Vascular and metabolic responses to adrenergic stimulation in isolated canine subcutaneous adipose tissue at normal and reduced temperature.

Abstract

The circulatory and metabolic effects of temperature reduction were studied in autoperfused canine subcutaneous adipose tissue in situ. Cooling the adipose tissue sufficiently to reduce venous effluent temperature by 5-6.degree.
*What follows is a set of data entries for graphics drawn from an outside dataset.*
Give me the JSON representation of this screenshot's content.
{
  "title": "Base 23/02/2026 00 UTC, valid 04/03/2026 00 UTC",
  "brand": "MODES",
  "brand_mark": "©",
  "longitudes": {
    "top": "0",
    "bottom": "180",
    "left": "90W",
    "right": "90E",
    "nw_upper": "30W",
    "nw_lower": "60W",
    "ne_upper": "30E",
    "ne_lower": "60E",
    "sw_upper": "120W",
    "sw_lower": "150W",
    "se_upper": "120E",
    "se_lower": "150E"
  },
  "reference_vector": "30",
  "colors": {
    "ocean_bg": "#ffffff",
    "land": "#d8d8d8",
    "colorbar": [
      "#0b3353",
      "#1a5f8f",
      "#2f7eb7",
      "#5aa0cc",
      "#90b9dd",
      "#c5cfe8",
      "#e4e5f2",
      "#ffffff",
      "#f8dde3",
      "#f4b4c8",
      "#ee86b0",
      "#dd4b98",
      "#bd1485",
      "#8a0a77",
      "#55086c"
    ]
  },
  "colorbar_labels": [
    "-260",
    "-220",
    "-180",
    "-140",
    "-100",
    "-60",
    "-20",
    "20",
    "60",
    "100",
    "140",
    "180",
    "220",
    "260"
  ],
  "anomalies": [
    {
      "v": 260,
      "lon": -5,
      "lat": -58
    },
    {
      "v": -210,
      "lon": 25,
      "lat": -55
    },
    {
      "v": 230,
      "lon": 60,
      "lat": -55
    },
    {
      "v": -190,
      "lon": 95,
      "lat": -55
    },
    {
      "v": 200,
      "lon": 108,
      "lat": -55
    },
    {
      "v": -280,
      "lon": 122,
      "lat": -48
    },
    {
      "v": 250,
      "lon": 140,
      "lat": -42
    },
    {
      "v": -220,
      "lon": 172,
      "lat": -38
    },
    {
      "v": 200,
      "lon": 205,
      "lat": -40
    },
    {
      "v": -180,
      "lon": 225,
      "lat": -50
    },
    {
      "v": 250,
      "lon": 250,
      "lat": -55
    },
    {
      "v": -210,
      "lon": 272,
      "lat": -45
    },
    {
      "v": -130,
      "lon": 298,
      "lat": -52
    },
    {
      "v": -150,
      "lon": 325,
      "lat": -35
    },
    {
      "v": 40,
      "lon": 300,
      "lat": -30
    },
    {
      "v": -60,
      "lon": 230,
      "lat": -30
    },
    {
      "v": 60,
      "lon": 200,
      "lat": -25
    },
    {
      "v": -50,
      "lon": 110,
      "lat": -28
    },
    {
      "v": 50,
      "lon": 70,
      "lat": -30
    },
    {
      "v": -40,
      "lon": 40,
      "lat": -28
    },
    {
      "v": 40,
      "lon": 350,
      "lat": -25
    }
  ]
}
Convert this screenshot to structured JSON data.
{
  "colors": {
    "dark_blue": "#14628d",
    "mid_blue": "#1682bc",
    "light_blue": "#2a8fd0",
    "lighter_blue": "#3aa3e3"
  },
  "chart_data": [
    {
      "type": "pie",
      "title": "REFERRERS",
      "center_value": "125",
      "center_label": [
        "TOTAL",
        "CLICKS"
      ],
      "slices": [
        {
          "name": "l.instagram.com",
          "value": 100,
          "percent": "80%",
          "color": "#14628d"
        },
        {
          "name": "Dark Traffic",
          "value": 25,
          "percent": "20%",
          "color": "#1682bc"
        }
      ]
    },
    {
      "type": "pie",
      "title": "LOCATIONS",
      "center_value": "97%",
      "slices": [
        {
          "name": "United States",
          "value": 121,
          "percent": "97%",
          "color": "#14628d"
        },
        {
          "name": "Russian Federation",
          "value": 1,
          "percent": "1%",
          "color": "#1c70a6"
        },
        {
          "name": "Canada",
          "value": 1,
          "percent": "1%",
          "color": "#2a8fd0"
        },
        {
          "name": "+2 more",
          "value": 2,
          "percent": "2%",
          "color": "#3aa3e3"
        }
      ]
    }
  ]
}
C decreased blood flow from an average of 6.4-4.1 ml .cntdot. min-1 .cntdot. 100 g-1. Vasoconstrictor responses to sympathetic nerve stimulation (4 Hz) and injected noradrenaline [norepinephrine] (5 n mole) were potentiated by cooling while vasodilator components of the vascular responses, such as autoregulatory escape and post-stimulatory hyperemia, were virtually abolished by this treatment. Oxygen uptake was reduced by cooling without signs of tissue hypoxia. This reduced O2 demand may partly cause the decrease in adipose tissue blood flow. Cooling inhibited glycerol mobilization from the adipose tissue during sympathetic nerve stimulation. Post-stimulatory lipolysis was not inhibited. In vitro studies with perifused rat fat cells suggest this may be due to impaired inactivation of the lipolytic process, rather than to changes in transmitter removal, following stimulation at low temperature. Cooling inhibited the mobilization of fatty acids more than that of glycerol, suggesting increased re-esterification of fatty acids within the tissue at low temperature. Cooling apparently increases the sensitivity to vasoconstrictor stimuli and inhibition of metabolic vasodilator mechanisms play a role for this effect. The simultaneous inhibition of activating and inactivating mechanisms could explain the unchanged vascular and lipolytic responses to brief stimuli. Some possible implications of the present findings for the physiology of adipose tissue during cooling are discussed.